— Да что?
— Об этом не скажешь, — ответил Косточкин.
— Нет, с тобой там не все в порядке, — сказала Алиса и прокуренно закашляла. — Сейчас же возвращайся, Костя! Слышишь?
— Слышу. Ладно, попробую.
В гостинице он принял холодный душ, ледяной, потом спустился в ресторан и заказал четыре чашки крепкого чая. Вернулся в номер, посидел на кровати, приходя в себя… Но разве это было возможно? Или эта дурацкая затея с немедленным чтением брошюрки из файла? Глянул на потрепанную страницу с именем автора: Т. Dolgomostsky.

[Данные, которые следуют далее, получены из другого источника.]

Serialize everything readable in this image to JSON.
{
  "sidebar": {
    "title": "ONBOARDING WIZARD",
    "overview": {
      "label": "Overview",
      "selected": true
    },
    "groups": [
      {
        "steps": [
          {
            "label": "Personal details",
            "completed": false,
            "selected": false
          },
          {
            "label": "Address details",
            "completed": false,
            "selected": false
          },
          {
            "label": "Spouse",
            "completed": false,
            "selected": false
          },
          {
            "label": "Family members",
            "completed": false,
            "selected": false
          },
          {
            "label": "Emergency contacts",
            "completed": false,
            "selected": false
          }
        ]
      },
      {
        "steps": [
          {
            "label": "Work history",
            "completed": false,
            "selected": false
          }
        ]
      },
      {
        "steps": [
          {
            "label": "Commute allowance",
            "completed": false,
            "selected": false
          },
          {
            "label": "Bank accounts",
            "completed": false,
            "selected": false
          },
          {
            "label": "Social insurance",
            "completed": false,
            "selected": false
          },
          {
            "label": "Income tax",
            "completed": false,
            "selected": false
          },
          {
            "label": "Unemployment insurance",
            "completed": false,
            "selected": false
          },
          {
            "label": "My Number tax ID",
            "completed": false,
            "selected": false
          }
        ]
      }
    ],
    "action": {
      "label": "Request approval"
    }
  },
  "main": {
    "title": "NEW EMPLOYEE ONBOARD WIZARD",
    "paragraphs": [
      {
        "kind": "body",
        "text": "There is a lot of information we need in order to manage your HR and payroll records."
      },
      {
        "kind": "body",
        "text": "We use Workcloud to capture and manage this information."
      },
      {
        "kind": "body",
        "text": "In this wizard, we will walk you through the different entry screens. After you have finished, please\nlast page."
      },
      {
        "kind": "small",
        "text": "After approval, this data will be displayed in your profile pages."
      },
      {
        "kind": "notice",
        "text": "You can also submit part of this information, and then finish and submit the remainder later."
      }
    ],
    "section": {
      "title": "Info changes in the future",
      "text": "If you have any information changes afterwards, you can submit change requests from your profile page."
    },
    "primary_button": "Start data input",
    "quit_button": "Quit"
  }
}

Косточкин растянулся на кровати.
Лежал и смотрел в потолок… да и заснул. Очнулся ночью, как это обычно и бывает после крепкой попойки. Лежал сначала в темноте, соображая… Ну да, собачек припоминая… священника… Потом думал обо всем, думал и думал, о Веронике, Вадиме, о Веронике… Веронике. Пытался заснуть, да куда там. Решил послушать «The Verve», но «6 o’clock»[281] из альбома «No Come Down» сразу нагнала на него еще сильнейшую тоску, еще бы,
Мертвечина какая-то, покойницкая. Мутная тоска!.. Хотя альбом-то и говорит: «Не упасть». Но — прощай, Эшкрофт.

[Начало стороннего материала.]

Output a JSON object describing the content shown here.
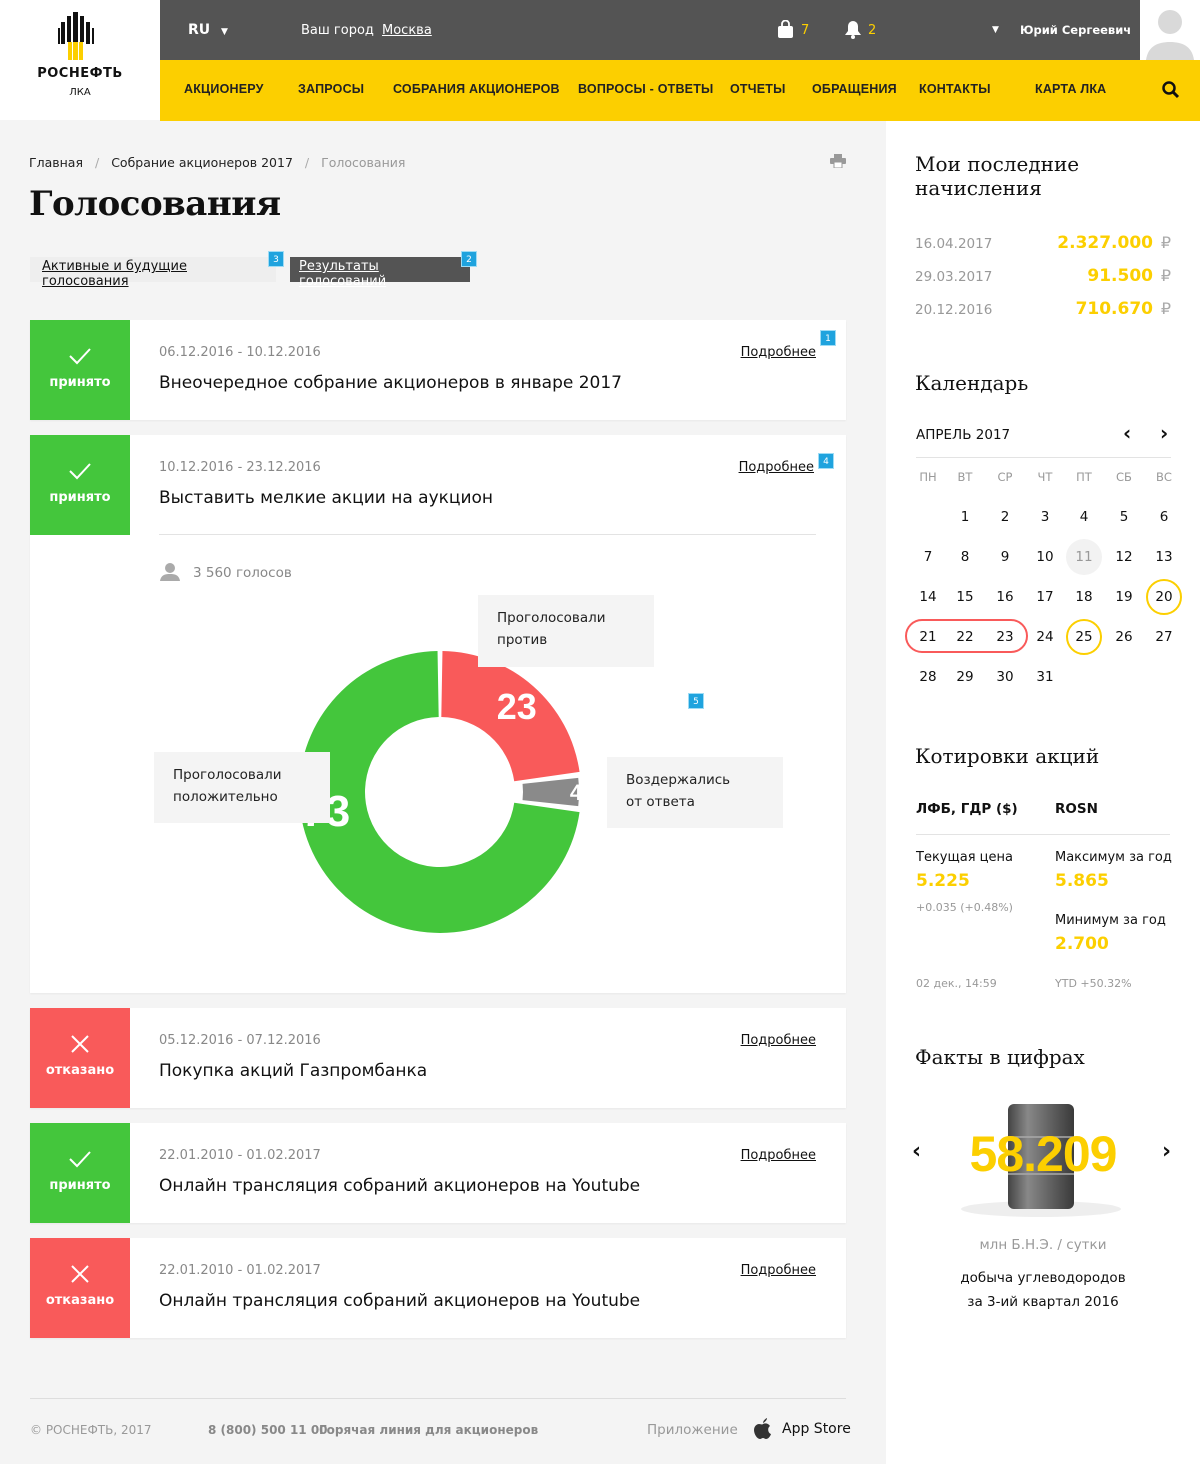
{
  "header": {
    "logo_name": "РОСНЕФТЬ",
    "logo_sub": "ЛКА",
    "lang": "RU",
    "city_label": "Ваш город",
    "city": "Москва",
    "cart_count": "7",
    "notif_count": "2",
    "user_name": "Юрий Сергеевич"
  },
  "nav": [
    "АКЦИОНЕРУ",
    "ЗАПРОСЫ",
    "СОБРАНИЯ АКЦИОНЕРОВ",
    "ВОПРОСЫ - ОТВЕТЫ",
    "ОТЧЕТЫ",
    "ОБРАЩЕНИЯ",
    "КОНТАКТЫ",
    "КАРТА ЛКА"
  ],
  "breadcrumb": [
    "Главная",
    "Собрание акционеров 2017",
    "Голосования"
  ],
  "page_title": "Голосования",
  "tabs": [
    {
      "label": "Активные и будущие голосования",
      "badge": "3"
    },
    {
      "label": "Результаты голосований",
      "badge": "2"
    }
  ],
  "votes": [
    {
      "status": "принято",
      "date": "06.12.2016 - 10.12.2016",
      "title": "Внеочередное собрание акционеров в январе 2017",
      "more": "Подробнее",
      "badge": "1"
    },
    {
      "status": "принято",
      "date": "10.12.2016 - 23.12.2016",
      "title": "Выставить мелкие акции на аукцион",
      "more": "Подробнее",
      "badge": "4",
      "votes_count": "3 560 голосов",
      "result_badge": "5"
    },
    {
      "status": "отказано",
      "date": "05.12.2016 - 07.12.2016",
      "title": "Покупка акций Газпромбанка",
      "more": "Подробнее"
    },
    {
      "status": "принято",
      "date": "22.01.2010 - 01.02.2017",
      "title": "Онлайн трансляция собраний акционеров на Youtube",
      "more": "Подробнее"
    },
    {
      "status": "отказано",
      "date": "22.01.2010 - 01.02.2017",
      "title": "Онлайн трансляция собраний акционеров на Youtube",
      "more": "Подробнее"
    }
  ],
  "chart_data": {
    "type": "pie",
    "donut": true,
    "categories": [
      "Проголосовали против",
      "Воздержались от ответа",
      "Проголосовали положительно"
    ],
    "values": [
      23,
      4,
      73
    ],
    "colors": [
      "#f95a5a",
      "#8a8a8a",
      "#44c63c"
    ]
  },
  "colors": {
    "accent": "#fccf00",
    "accepted": "#44c63c",
    "rejected": "#f95a5a",
    "dark": "#545454",
    "badge": "#1fa3de"
  },
  "accruals": {
    "title": "Мои последние начисления",
    "items": [
      {
        "date": "16.04.2017",
        "amount": "2.327.000",
        "cur": "₽"
      },
      {
        "date": "29.03.2017",
        "amount": "91.500",
        "cur": "₽"
      },
      {
        "date": "20.12.2016",
        "amount": "710.670",
        "cur": "₽"
      }
    ]
  },
  "calendar": {
    "title": "Календарь",
    "month": "АПРЕЛЬ 2017",
    "weekdays": [
      "ПН",
      "ВТ",
      "СР",
      "ЧТ",
      "ПТ",
      "СБ",
      "ВС"
    ],
    "first_weekday": 1,
    "days": 31,
    "today": 11,
    "marked_yellow": [
      20,
      25
    ],
    "range_red": [
      21,
      23
    ]
  },
  "quotes": {
    "title": "Котировки акций",
    "col1": "ЛФБ, ГДР ($)",
    "col2": "ROSN",
    "cur_label": "Текущая цена",
    "cur": "5.225",
    "change": "+0.035 (+0.48%)",
    "max_label": "Максимум за год",
    "max": "5.865",
    "min_label": "Минимум за год",
    "min": "2.700",
    "time": "02 дек., 14:59",
    "ytd": "YTD +50.32%"
  },
  "facts": {
    "title": "Факты в цифрах",
    "value": "58.209",
    "unit": "млн Б.Н.Э. / сутки",
    "desc1": "добыча углеводородов",
    "desc2": "за 3-ий квартал 2016"
  },
  "footer": {
    "copyright": "©  РОСНЕФТЬ, 2017",
    "phone": "8 (800) 500 11 00",
    "hotline": "Горячая линия для акционеров",
    "app_label": "Приложение",
    "app_store": "App Store"
  }
}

Тогда он включил светильник над изголовьем, вынул книжицу. Начал читать с недоверием и неудовольствием, попивая иногда воду из графина, утирая губы.
И к утру все прочитал.
Полежал без движения. Медленно встал и подошел к окну. Серели снега по склонам оврага, чернели деревья. Начинался пасмурный унылый день… А Косточкин слышал радугу. Вероника и говорила, что цвета могут звучать. Вот они и звучали.
Вместо эпилога
Вместо эпилога
Балтийская волна сверкала на солнце и била в борт. Ну, впрочем, до самого моря было далече, верст семьдесят. А корабли шли длинным заливом Фрижский Гаф, отстоявшись перед тем в крепостной гавани Пиллау из-за сильного встречного ветра и высокой волны, и теперь, 9 ноября 1711 года, входили в устье весьма глубокой реки Прегель. Под ветром трепетали флаги, гудели канаты, снасти. Лица моряков были свежи. Царь Петр Алексеевич со свитой стояли на палубе головной яхты, взирая на стены и дома Кенигсберга, земляные валы, на старый рыцарский замок, венчавший холм на правом берегу. Как вдруг туго ударили со стен четырехугольной крепости Фридрихсбург на левобережье, и тысячи чаек вперемежку с вороньем взлетели в балтийскую синеву с резкими гортанными криками, а над крепостными стенами появились облачка. Екатерина оглянулась на Петра с улыбкой. Но царь был мрачен.